In the Republic of Moldova, there is a direct connection between disinformation and corruption. It can be seen that the media outlets that propagate false information and are interested in disseminating fake news have ties with kleptocrats. This relationship exists during election campaigns and in the rest of the periods, Iulian Groza, executive director of the Institute for European Policies and Reforms (IPRE), stated in the public debate “Role of the mass media in fighting disinformation”, IPN reports.
According to Iulian Groza, there are disinformation propagation stages. Initially, information appears on particular website financed by sources that aim to develop fake news, the reference source of the Telegram where there is an account that regularly deals with disinformation. The “information” is taken by the media that amplify it and disseminate it later.

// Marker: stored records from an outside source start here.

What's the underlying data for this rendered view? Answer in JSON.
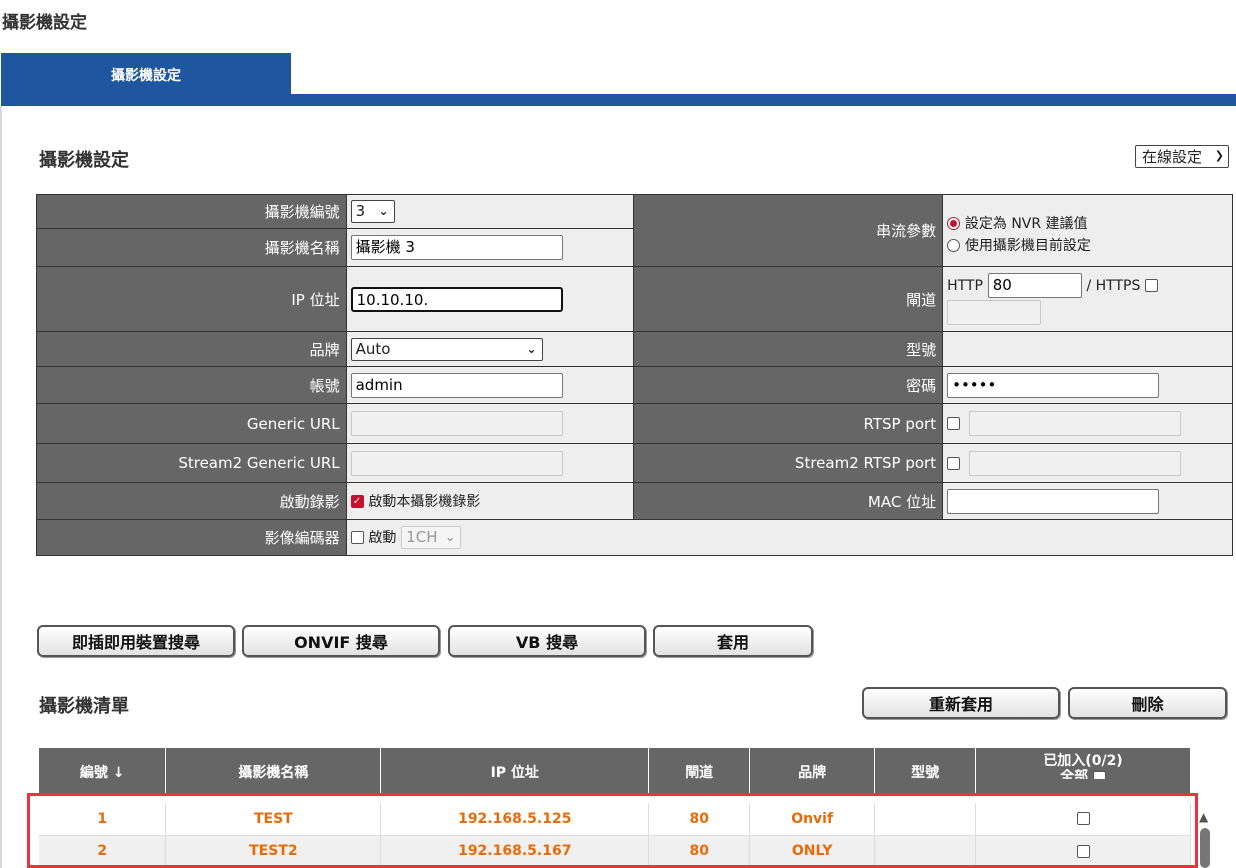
{
  "page_title": "攝影機設定",
  "tabs": [
    {
      "label": "攝影機設定"
    }
  ],
  "section": {
    "title": "攝影機設定",
    "mode_select": "在線設定"
  },
  "form": {
    "camera_no_label": "攝影機編號",
    "camera_no_value": "3",
    "camera_name_label": "攝影機名稱",
    "camera_name_value": "攝影機 3",
    "ip_label": "IP 位址",
    "ip_value": "10.10.10.",
    "brand_label": "品牌",
    "brand_value": "Auto",
    "account_label": "帳號",
    "account_value": "admin",
    "generic_url_label": "Generic URL",
    "stream2_url_label": "Stream2 Generic URL",
    "record_label": "啟動錄影",
    "record_option": "啟動本攝影機錄影",
    "encoder_label": "影像編碼器",
    "encoder_option": "啟動",
    "encoder_select": "1CH",
    "stream_param_label": "串流參數",
    "stream_opt1": "設定為 NVR 建議值",
    "stream_opt2": "使用攝影機目前設定",
    "port_label": "閘道",
    "http_label": "HTTP",
    "http_value": "80",
    "https_label": "/ HTTPS",
    "model_label": "型號",
    "password_label": "密碼",
    "password_value": "•••••",
    "rtsp_label": "RTSP port",
    "stream2_rtsp_label": "Stream2 RTSP port",
    "mac_label": "MAC 位址"
  },
  "buttons": {
    "pnp_search": "即插即用裝置搜尋",
    "onvif_search": "ONVIF 搜尋",
    "vb_search": "VB 搜尋",
    "apply": "套用",
    "reapply": "重新套用",
    "delete": "刪除"
  },
  "list": {
    "title": "攝影機清單",
    "headers": {
      "no": "編號 ↓",
      "name": "攝影機名稱",
      "ip": "IP 位址",
      "port": "閘道",
      "brand": "品牌",
      "model": "型號",
      "added": "已加入(0/2)",
      "all": "全部"
    },
    "rows": [
      {
        "no": "1",
        "name": "TEST",
        "ip": "192.168.5.125",
        "port": "80",
        "brand": "Onvif",
        "model": ""
      },
      {
        "no": "2",
        "name": "TEST2",
        "ip": "192.168.5.167",
        "port": "80",
        "brand": "ONLY",
        "model": ""
      }
    ]
  },
  "colors": {
    "accent": "#1e56a0",
    "header_gray": "#666666",
    "row_text": "#e86b0a",
    "highlight": "#e8343a"
  }
}
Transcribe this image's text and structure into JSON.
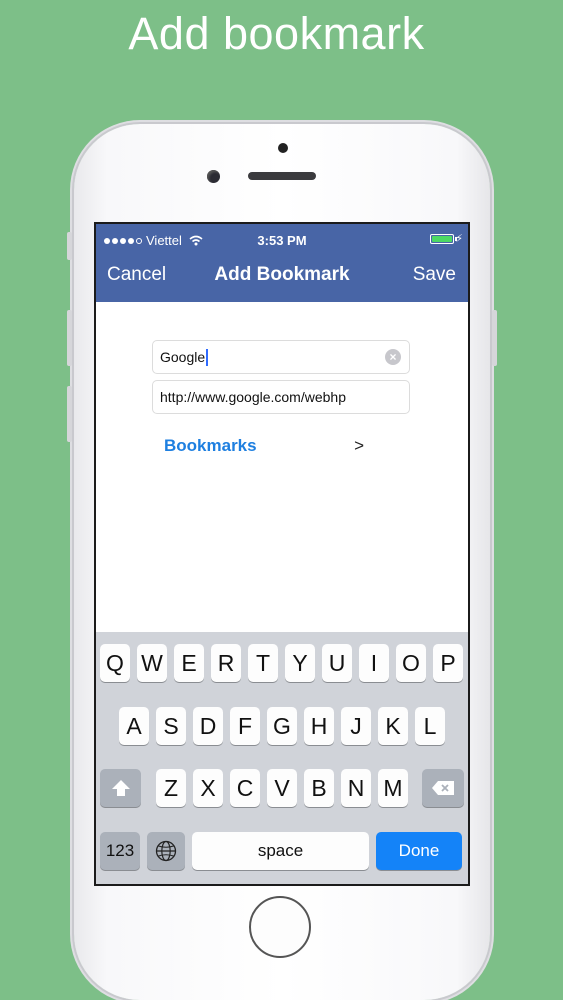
{
  "headline": "Add bookmark",
  "status_bar": {
    "carrier": "Viettel",
    "time": "3:53 PM",
    "signal_icon": "signal-dots-icon",
    "wifi_icon": "wifi-icon",
    "battery_icon": "battery-icon",
    "battery_level": 1.0
  },
  "nav": {
    "cancel_label": "Cancel",
    "title": "Add Bookmark",
    "save_label": "Save"
  },
  "form": {
    "name_value": "Google",
    "url_value": "http://www.google.com/webhp",
    "folder_label": "Bookmarks",
    "folder_arrow": ">"
  },
  "keyboard": {
    "row1": [
      "Q",
      "W",
      "E",
      "R",
      "T",
      "Y",
      "U",
      "I",
      "O",
      "P"
    ],
    "row2": [
      "A",
      "S",
      "D",
      "F",
      "G",
      "H",
      "J",
      "K",
      "L"
    ],
    "row3": [
      "Z",
      "X",
      "C",
      "V",
      "B",
      "N",
      "M"
    ],
    "numbers_label": "123",
    "space_label": "space",
    "done_label": "Done"
  },
  "colors": {
    "background": "#7dbf88",
    "nav_bar": "#4865a6",
    "link": "#1e7fe0",
    "done_key": "#1483f8"
  }
}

As to the electoral period, the IPRE executive director said the source of information and the information itself should be regarded as a key instrument in the political struggle, in the electoral information war. The particularities reside in the electoral technologies. Many election contenders do not have the credibility and capacity to offer information based on positive messages. That’s why they choose to base their campaign on negative messages and fake news as it is easier to develop messages that generate fear and uncertainty and to this way limit the voting option of the people somehow and to unite the own voters.

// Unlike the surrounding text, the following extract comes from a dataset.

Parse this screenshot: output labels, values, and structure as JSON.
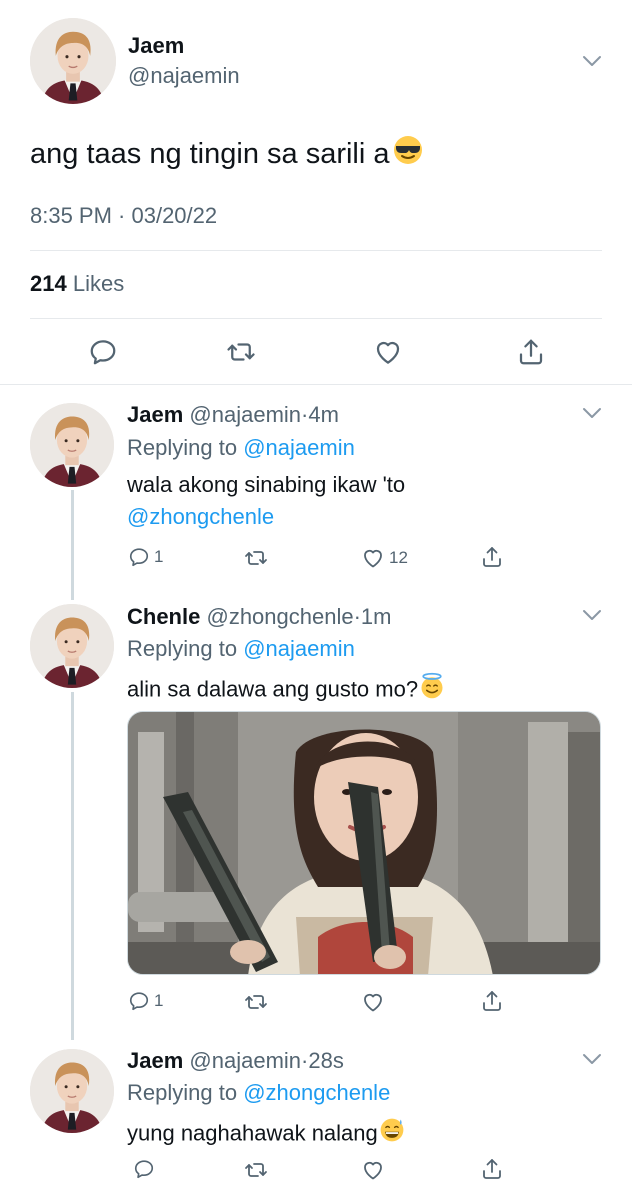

According to Iulian Groza, in Moldova the authorities empowered to discourage the disinformation activity, regrettably, in the electoral period do not have interest, instruments and capacities and disinformation is tolerated. It seems that the politicians are exempted from responsibility for disinformation, but this is not right and such a thing should be discouraged. They are responsible for their statements and should not be exempted from responsibility.

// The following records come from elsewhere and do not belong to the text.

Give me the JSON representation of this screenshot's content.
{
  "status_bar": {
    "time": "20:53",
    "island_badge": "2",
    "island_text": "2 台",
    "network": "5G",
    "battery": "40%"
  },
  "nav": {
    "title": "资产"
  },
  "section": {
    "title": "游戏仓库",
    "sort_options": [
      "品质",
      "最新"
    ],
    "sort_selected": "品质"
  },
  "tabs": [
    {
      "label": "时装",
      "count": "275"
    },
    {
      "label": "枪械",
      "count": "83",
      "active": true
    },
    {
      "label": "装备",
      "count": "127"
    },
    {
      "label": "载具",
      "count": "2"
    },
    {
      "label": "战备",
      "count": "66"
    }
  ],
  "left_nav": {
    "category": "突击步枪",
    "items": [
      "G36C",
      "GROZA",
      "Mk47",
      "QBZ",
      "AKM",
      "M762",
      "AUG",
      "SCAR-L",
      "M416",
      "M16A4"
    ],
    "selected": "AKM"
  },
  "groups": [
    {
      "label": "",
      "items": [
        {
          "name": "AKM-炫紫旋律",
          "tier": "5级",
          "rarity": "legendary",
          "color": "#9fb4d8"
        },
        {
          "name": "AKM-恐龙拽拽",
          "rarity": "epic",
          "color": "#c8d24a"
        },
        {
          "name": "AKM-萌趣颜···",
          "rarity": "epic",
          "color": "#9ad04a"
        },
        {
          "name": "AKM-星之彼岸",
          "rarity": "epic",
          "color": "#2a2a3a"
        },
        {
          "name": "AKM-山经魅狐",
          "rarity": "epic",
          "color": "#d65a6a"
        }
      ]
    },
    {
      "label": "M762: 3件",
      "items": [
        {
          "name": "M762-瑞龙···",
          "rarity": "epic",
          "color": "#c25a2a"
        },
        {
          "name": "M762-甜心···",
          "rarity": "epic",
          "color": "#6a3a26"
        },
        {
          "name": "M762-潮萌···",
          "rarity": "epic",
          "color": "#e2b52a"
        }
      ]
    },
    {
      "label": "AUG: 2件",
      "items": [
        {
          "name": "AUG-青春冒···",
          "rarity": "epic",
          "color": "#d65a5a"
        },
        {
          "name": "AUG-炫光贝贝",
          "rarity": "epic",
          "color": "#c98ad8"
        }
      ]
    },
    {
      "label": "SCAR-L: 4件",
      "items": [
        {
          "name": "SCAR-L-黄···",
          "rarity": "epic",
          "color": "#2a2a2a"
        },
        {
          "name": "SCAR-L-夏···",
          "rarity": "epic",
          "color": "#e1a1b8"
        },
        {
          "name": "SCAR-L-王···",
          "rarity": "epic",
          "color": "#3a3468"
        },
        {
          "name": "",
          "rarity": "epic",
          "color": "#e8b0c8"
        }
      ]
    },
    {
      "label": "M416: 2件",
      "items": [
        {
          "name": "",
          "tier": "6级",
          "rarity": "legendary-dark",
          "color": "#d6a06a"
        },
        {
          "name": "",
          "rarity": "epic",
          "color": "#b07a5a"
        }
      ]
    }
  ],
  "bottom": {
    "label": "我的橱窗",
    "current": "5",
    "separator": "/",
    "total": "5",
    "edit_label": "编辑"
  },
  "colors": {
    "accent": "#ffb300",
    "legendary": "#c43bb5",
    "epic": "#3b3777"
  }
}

In another development, Iulian Groza said the strengthening of the information space is discussed in the EU too. Owing to the information war with Russia, Ukraine had to close its information spacer to this country. “IPRE will try to analyze this framework and to see to what extent a balance can be ensured between the right to information and the state’s right to ensure national security”.
The debate forms part of the project “inforMD – against disinformation in the Republic of Moldova” that aims to strengthen resilience against disinformation in the Republic of Moldova. The project is implemented by the Institute for European Policies of Berlin (IEP) in partnership with the Institute for European Policies and Reforms (IPRE) and the Institute for Strategic Initiatives (IPIS) with support from the German Federal Foreign Office.